Apa yang dimaksud dengan pemurnian in vitro sel punca autologus? Apakah transplantasi setelah pemurnian in vitro menghentikan kekambuhan?

Apa yang dimaksud dengan pemurnian sel punca autologus secara ex vivo?

Transplantasi sel punca hematopoietik autologus adalah proses memanen dan membekukan sel punca hematopoietik normal Anda sendiri, memberikan radioterapi dan kemoterapi dosis tinggi dan kemudian menginfusikan kembali sel punca hematopoietik yang sebelumnya diawetkan.

Inilah alasan utama mengapa tingkat kekambuhan setelah HSCT autologus lebih tinggi daripada HSCT alogenik, karena cangkok autologus mungkin mengandung sel tumor seperti sel leukemia, yang menyebabkan kekambuhan kelainan darah setelah transplantasi. Oleh karena itu, pemurnian ex vivo digunakan untuk meminimalkan sisa sel leukemia dalam cangkok sambil mempertahankan sel punca hematopoietik normal sebanyak mungkin, yaitu pemurnian ex vivo sel punca autologus.

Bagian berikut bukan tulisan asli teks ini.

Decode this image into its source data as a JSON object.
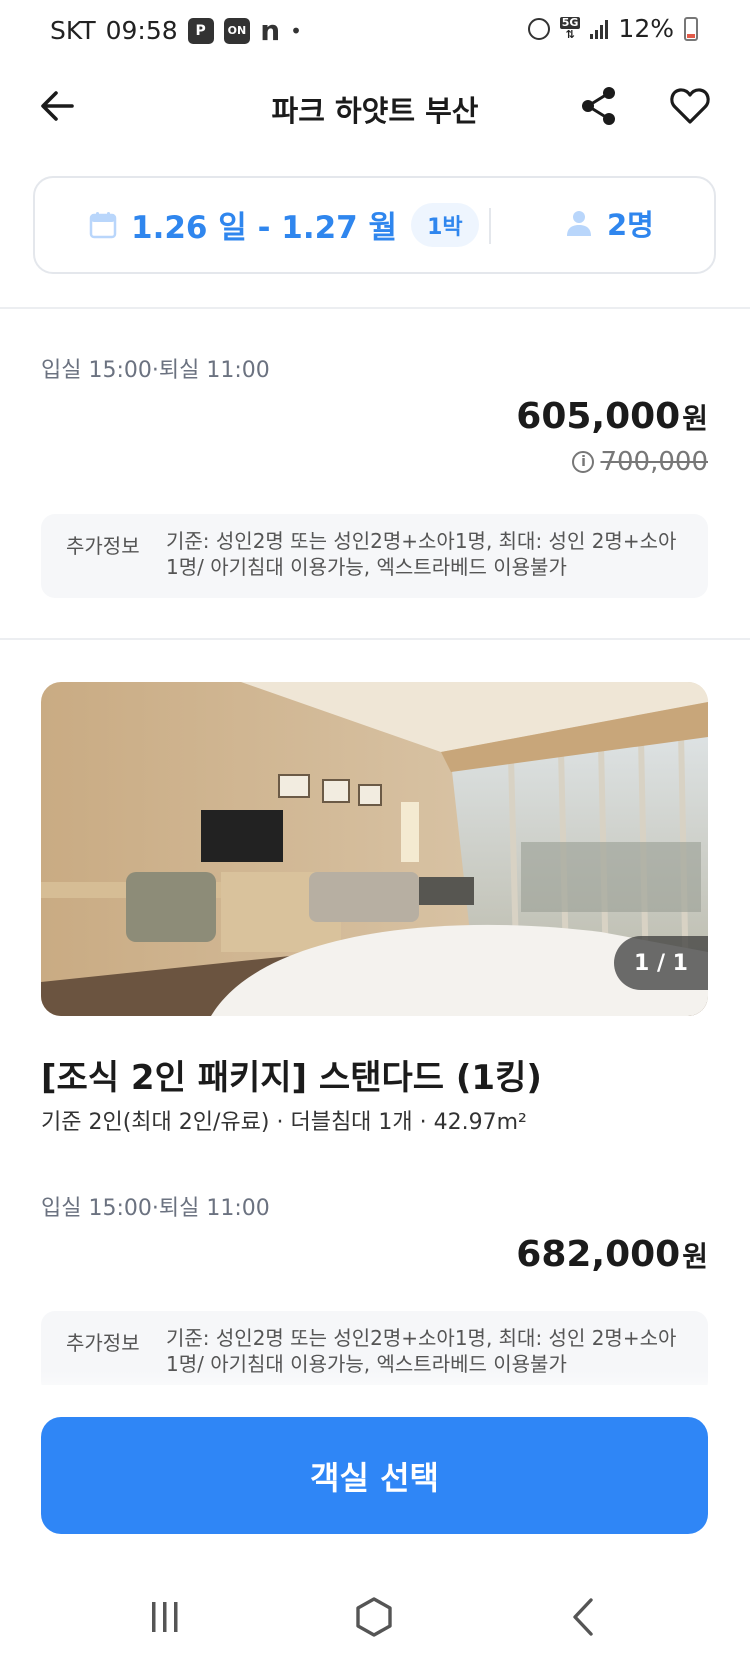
{
  "status_bar": {
    "carrier": "SKT",
    "time": "09:58",
    "badge_p": "P",
    "badge_on": "ON",
    "badge_n": "n",
    "network": "5G",
    "battery": "12%"
  },
  "header": {
    "title": "파크 하얏트 부산"
  },
  "booking_bar": {
    "dates": "1.26 일 - 1.27 월",
    "nights": "1박",
    "guests": "2명"
  },
  "room_1": {
    "checkin": "입실 15:00·퇴실 11:00",
    "price": "605,000",
    "price_unit": "원",
    "original_price": "700,000",
    "info_label": "추가정보",
    "info_text": "기준: 성인2명 또는 성인2명+소아1명, 최대: 성인 2명+소아1명/ 아기침대 이용가능, 엑스트라베드 이용불가"
  },
  "room_2": {
    "photo_counter": "1 / 1",
    "name": "[조식 2인 패키지] 스탠다드 (1킹)",
    "spec": "기준 2인(최대 2인/유료) · 더블침대 1개 · 42.97m²",
    "checkin": "입실 15:00·퇴실 11:00",
    "price": "682,000",
    "price_unit": "원",
    "info_label": "추가정보",
    "info_text": "기준: 성인2명 또는 성인2명+소아1명, 최대: 성인 2명+소아1명/ 아기침대 이용가능, 엑스트라베드 이용불가"
  },
  "cta": {
    "label": "객실 선택"
  },
  "colors": {
    "accent": "#2f86f6",
    "accent_text": "#2f86ee",
    "badge_bg": "#eef5fe",
    "info_bg": "#f6f7f9"
  },
  "icons": {
    "back": "arrow-left-icon",
    "share": "share-icon",
    "favorite": "heart-icon",
    "calendar": "calendar-icon",
    "guests": "person-icon",
    "info": "info-icon",
    "nav_recent": "recent-apps-icon",
    "nav_home": "home-icon",
    "nav_back": "back-chevron-icon"
  }
}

Saat ini, metode utama pemurnian sel punca autologus ex vivo adalah penyortiran sel punca hematopoietik (sel CD34-positif) secara in vitro.

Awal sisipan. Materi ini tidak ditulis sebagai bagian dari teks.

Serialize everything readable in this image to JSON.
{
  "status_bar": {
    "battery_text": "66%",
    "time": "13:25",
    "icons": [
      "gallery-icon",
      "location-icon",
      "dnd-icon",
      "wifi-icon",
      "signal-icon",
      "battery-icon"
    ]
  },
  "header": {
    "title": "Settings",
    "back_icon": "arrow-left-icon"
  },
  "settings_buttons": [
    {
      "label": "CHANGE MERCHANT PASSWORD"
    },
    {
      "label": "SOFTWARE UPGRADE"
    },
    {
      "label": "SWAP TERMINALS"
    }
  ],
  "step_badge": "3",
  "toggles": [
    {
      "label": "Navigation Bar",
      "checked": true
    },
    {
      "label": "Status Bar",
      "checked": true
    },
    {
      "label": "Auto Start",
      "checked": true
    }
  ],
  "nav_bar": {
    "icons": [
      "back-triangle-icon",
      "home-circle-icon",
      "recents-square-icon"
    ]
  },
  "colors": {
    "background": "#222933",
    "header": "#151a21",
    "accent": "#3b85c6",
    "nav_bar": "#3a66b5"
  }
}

Karena antigen CD34 secara selektif diekspresikan dalam sel punca hematopoietik normal, tetapi tidak dalam sel leukemik atau sangat sedikit, sel punca hematopoietik normal dapat disortir dengan pemisahan manik imunomagnetik. Antibodi monoklonal CD34 dikombinasikan dengan manik-manik magnetik dan ketika cangkok sel punca hematopoietik perifer dilewatkan melalui pemisah khusus, mereka berikatan dengan manik-manik magnetik antibodi monoklonal CD34 yang disebutkan di atas.

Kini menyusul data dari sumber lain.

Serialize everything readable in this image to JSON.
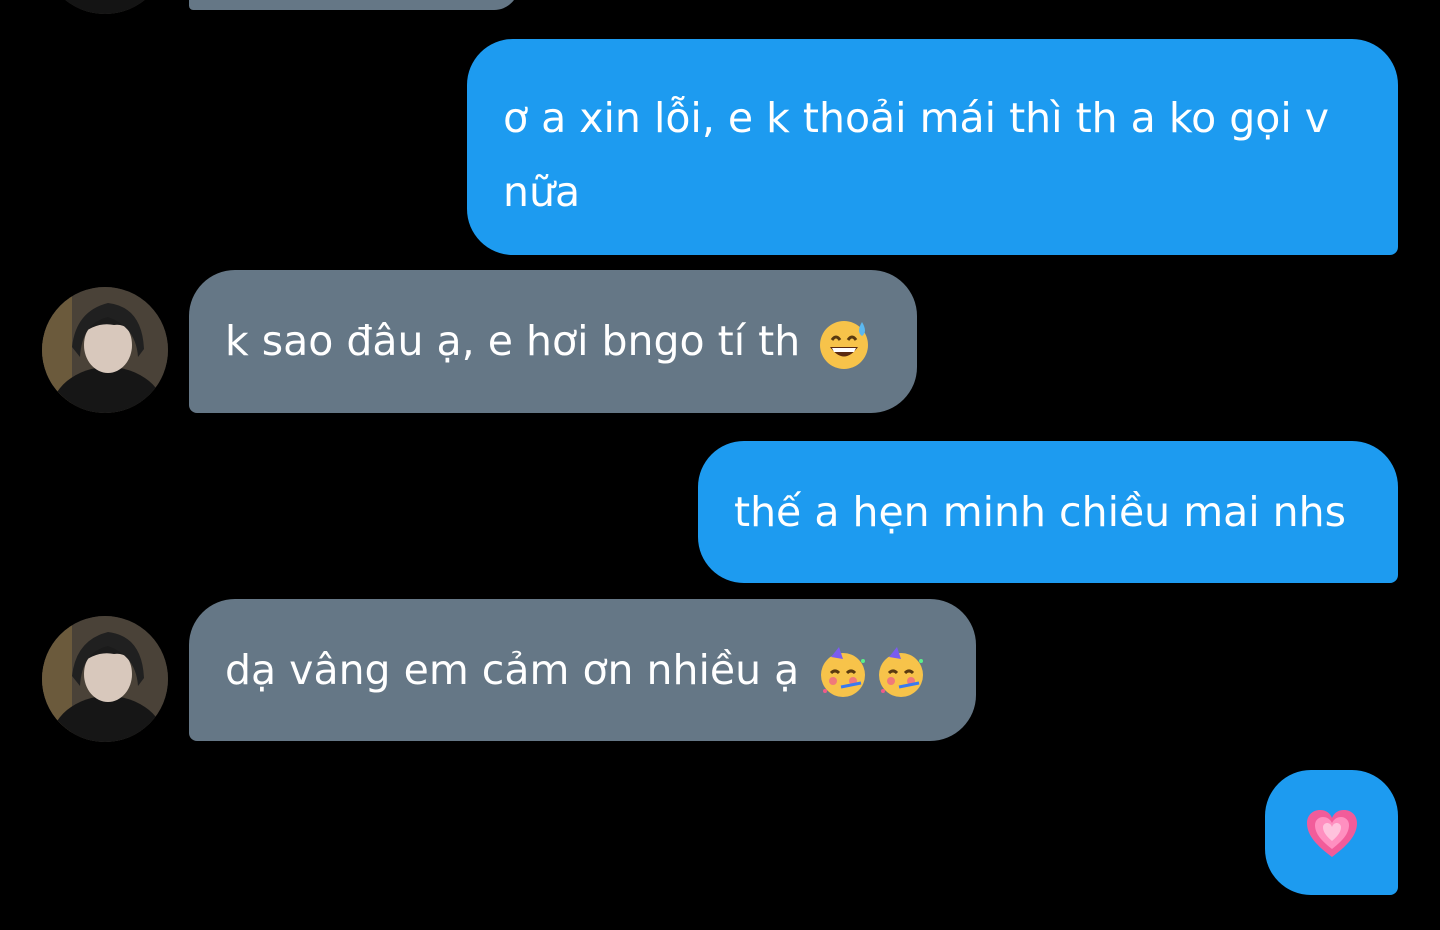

Metode ini telah digunakan oleh para ahli hematologi di banyak bagian negara dan telah terbukti secara signifikan mengurangi jumlah sel leukemia dalam cangkok, dengan hanya sedikit penundaan waktu rekonstitusi hematopoietik setelah transfusi dibandingkan dengan pasien yang tidak dipisahkan, yaitu dengan sedikit efek pada sel induk hematopoietik normal.

Transplantasi setelah dekontaminasi ex vivo bukan jaminan terhadap kekambuhan

Pertama, pra-pengobatan dengan HSCT autologus terutama melibatkan kemoterapi dosis tinggi dan/atau radioterapi, yang tidak sepenuhnya menghilangkan sel leukemia dari tubuh pasien, dan sisa sel leukemia ini dapat menjadi sumber kekambuhan di masa depan.

Kedua, bahkan jika sel punca autologus digunakan untuk pemurnian ex vivo, sel tersebut mungkin tidak sepenuhnya bebas dari sisa sel leukemia seperti yang diharapkan, dan sisa sel leukemia ini dapat meningkatkan risiko kekambuhan leukemia.